Service-learning grants focus on teacher crisis preparation, oral history projects
Contact: Rene Abadie
GRANTS FOR SERVICE LEARNING -- The University of Louisiana System has presented to Southeastern Louisiana University $44,000 to fund two specialized service-learning projects focusing on partnerships with area agencies and school systems. From left, are ULS President Sally Clausen, Southeastern education professor Cynthia Elliott, Center for Faculty Excellence Director Tena Golding, communication professors Amber Narro and Suzette Bryan, and ULS Student Board Member Olinda Ricard.
HAMMOND – Two grants totaling nearly $44,000 have been awarded by the University of Louisiana System to Southeastern Louisiana University for specialized service-learning projects that involve partnerships with area agencies and school systems.
The grants will allow Southeastern students, working under the direction of faculty, to carry out projects designed to enhance teacher preparation in responding to the needs of children and families in times of crises or catastrophes and to conduct oral history recordings of founding members of the local NAACP who were involved in the Civil Rights movement of the 1960s.
The University of Louisiana System on Thursday (January 24) distributed 22 grants totaling more than $450,000 to its eight member institutions. The grants require a one-to-one campus match, yielding a total investment in service learning of nearly $1 million. Projects involve hurricane recovery efforts such as home and church rebuilding, rural well water quality assessment, computer and technology training for the general public and truancy prevention programs in the New Orleans Recovery School District.
Cynthia Elliott, professor of teaching and learning in the College of Education and Human Development, received $30,000 for “Everybody’s Child: Teacher Preparedness in Times of Crisis and Recovery.” She said the project will develop a curricular framework for teacher preparation that can be shared as a model with the larger educational community.
The initiative involves collaboration between Southeastern, schools in St. Bernard, Livingston and Jefferson parishes, and the International Center for Everybody’s Child (ICEC) at Hofstra University in New York. The center is a nonprofit organization that provides teachers and other professionals with the opportunity to work with others professionals in areas of extreme poverty, armed conflict and natural disasters. The grant will also allow the establishment of a Gulf Coast site for the ICED. Denny Taylor, Hofstra professor and director of the ICEC, will serve as a collaborator-consultant on the project.
“As we saw so graphically following Hurricane Katrina, the everyday lives of children and families were greatly affected,” said Elliott. “It’s important that teachers are well prepared in times of crisis and recovery, as they are often first responders for children and families. This project will develop a curricular framework for using literacy-based strategies and activities -- such as reading and writing -- that will continue to support a child’s academic development while also helping to meet the basic social and emotional needs of the family in times of crisis.”

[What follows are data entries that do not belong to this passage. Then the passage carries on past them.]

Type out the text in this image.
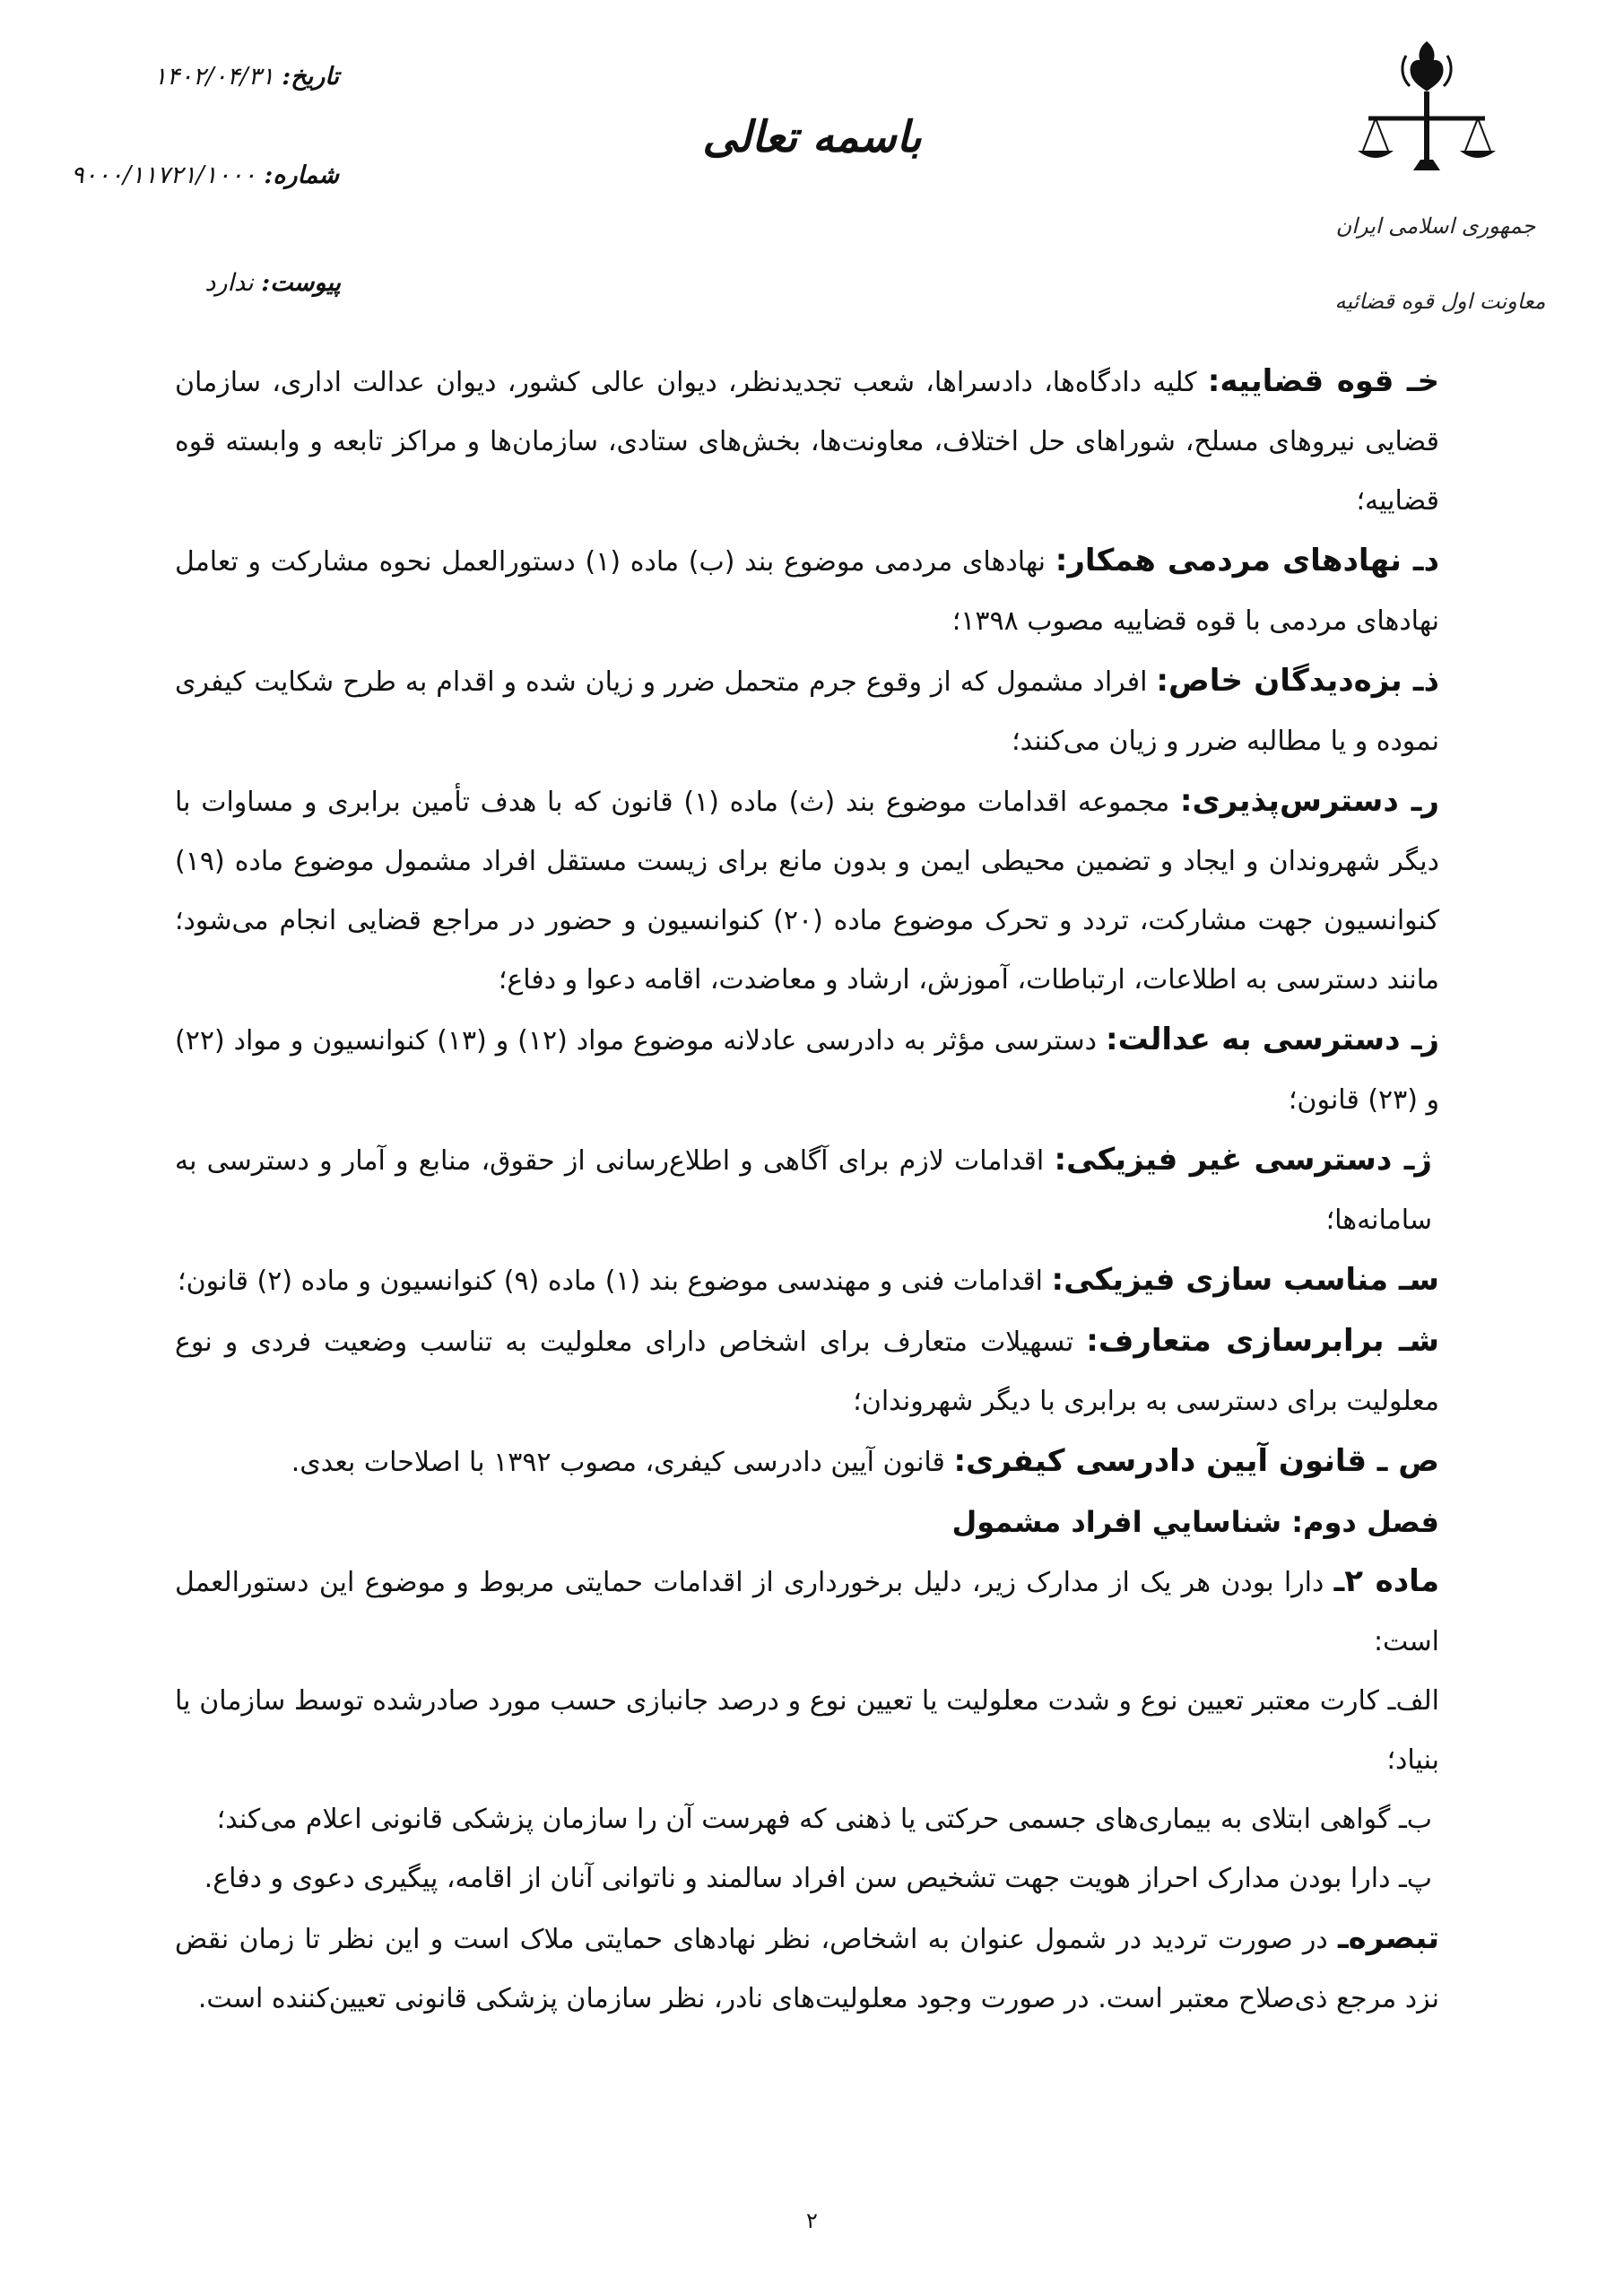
جمهوری اسلامی ایران
معاونت اول قوه قضائیه
باسمه تعالی
تاریخ: ۱۴۰۲/۰۴/۳۱
شماره: ۹۰۰۰/۱۱۷۲۱/۱۰۰۰
پیوست: ندارد

خـ قوه قضاییه: کلیه دادگاه‌ها، دادسراها، شعب تجدیدنظر، دیوان عالی کشور، دیوان عدالت اداری، سازمان قضایی نیروهای مسلح، شوراهای حل اختلاف، معاونت‌ها، بخش‌های ستادی، سازمان‌ها و مراکز تابعه و وابسته قوه قضاییه؛

دـ نهادهای مردمی همکار: نهادهای مردمی موضوع بند (ب) ماده (۱) دستورالعمل نحوه مشارکت و تعامل نهادهای مردمی با قوه قضاییه مصوب ۱۳۹۸؛

ذـ بزه‌دیدگان خاص: افراد مشمول که از وقوع جرم متحمل ضرر و زیان شده و اقدام به طرح شکایت کیفری نموده و یا مطالبه ضرر و زیان می‌کنند؛

رـ دسترس‌پذیری: مجموعه اقدامات موضوع بند (ث) ماده (۱) قانون که با هدف تأمین برابری و مساوات با دیگر شهروندان و ایجاد و تضمین محیطی ایمن و بدون مانع برای زیست مستقل افراد مشمول موضوع ماده (۱۹) کنوانسیون جهت مشارکت، تردد و تحرک موضوع ماده (۲۰) کنوانسیون و حضور در مراجع قضایی انجام می‌شود؛ مانند دسترسی به اطلاعات، ارتباطات، آموزش، ارشاد و معاضدت، اقامه دعوا و دفاع؛

زـ دسترسی به عدالت: دسترسی مؤثر به دادرسی عادلانه موضوع مواد (۱۲) و (۱۳) کنوانسیون و مواد (۲۲) و (۲۳) قانون؛

ژـ دسترسی غیر فیزیکی: اقدامات لازم برای آگاهی و اطلاع‌رسانی از حقوق، منابع و آمار و دسترسی به سامانه‌ها؛

سـ مناسب سازی فیزیکی: اقدامات فنی و مهندسی موضوع بند (۱) ماده (۹) کنوانسیون و ماده (۲) قانون؛

شـ برابرسازی متعارف: تسهیلات متعارف برای اشخاص دارای معلولیت به تناسب وضعیت فردی و نوع معلولیت برای دسترسی به برابری با دیگر شهروندان؛

ص ـ قانون آیین دادرسی کیفری: قانون آیین دادرسی کیفری، مصوب ۱۳۹۲ با اصلاحات بعدی.

فصل دوم: شناسايي افراد مشمول

ماده ۲ـ دارا بودن هر یک از مدارک زیر، دلیل برخورداری از اقدامات حمایتی مربوط و موضوع این دستورالعمل است:

الف‌ـ کارت معتبر تعیین نوع و شدت معلولیت یا تعیین نوع و درصد جانبازی حسب مورد صادرشده توسط سازمان یا بنیاد؛

ب‌ـ گواهی ابتلای به بیماری‌های جسمی حرکتی یا ذهنی که فهرست آن را سازمان پزشکی قانونی اعلام می‌کند؛

پ‌ـ دارا بودن مدارک احراز هویت جهت تشخیص سن افراد سالمند و ناتوانی آنان از اقامه، پیگیری دعوی و دفاع.

تبصره‌ـ در صورت تردید در شمول عنوان به اشخاص، نظر نهادهای حمایتی ملاک است و این نظر تا زمان نقض نزد مرجع ذی‌صلاح معتبر است. در صورت وجود معلولیت‌های نادر، نظر سازمان پزشکی قانونی تعیین‌کننده است.

۲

Suzette Plaisance Bryan, Amber Narro, and Joe Burns from the Department of Communication developed the oral history project with Patricia Morris, president of the Tangipahoa Parish NAACP. The project will link students from the Department of Communication with individuals associated with the early Civil Rights movement in the parish. Students will be trained in oral history recording, including interviewing, audio and videotaping techniques, then conduct face-to-face interviews. The interviews will be edited and disseminated through a variety of channels, including Podcasting, radio programs and a permanent interactive display in Southeastern’s Sims Memorial Library envisioned by Eric Johnson, library director.
“Many of these individuals have relocated to other areas of the state and country following Katrina, and many also are elderly,” said Karen Fontenot, head of the Department of Communication. “In addition, a number of these NAACP members have died before their stories could be told and preserved for later generations. It’s important to collect now the recollections of those individuals who are still accessible.”
Fontenot noted that another benefit of the project is exposing students to the relatively recent history of the Civil Rights movement.
“Students who were born 20 years after the beginning of the Civil Rights movement have little experience or knowledge of the early history that provides the basis for what is occurring presently in their lives regarding civil rights,” she said. “This effort and the recordings and exhibits that it generates will inspire a younger generation of students with these compelling narratives.”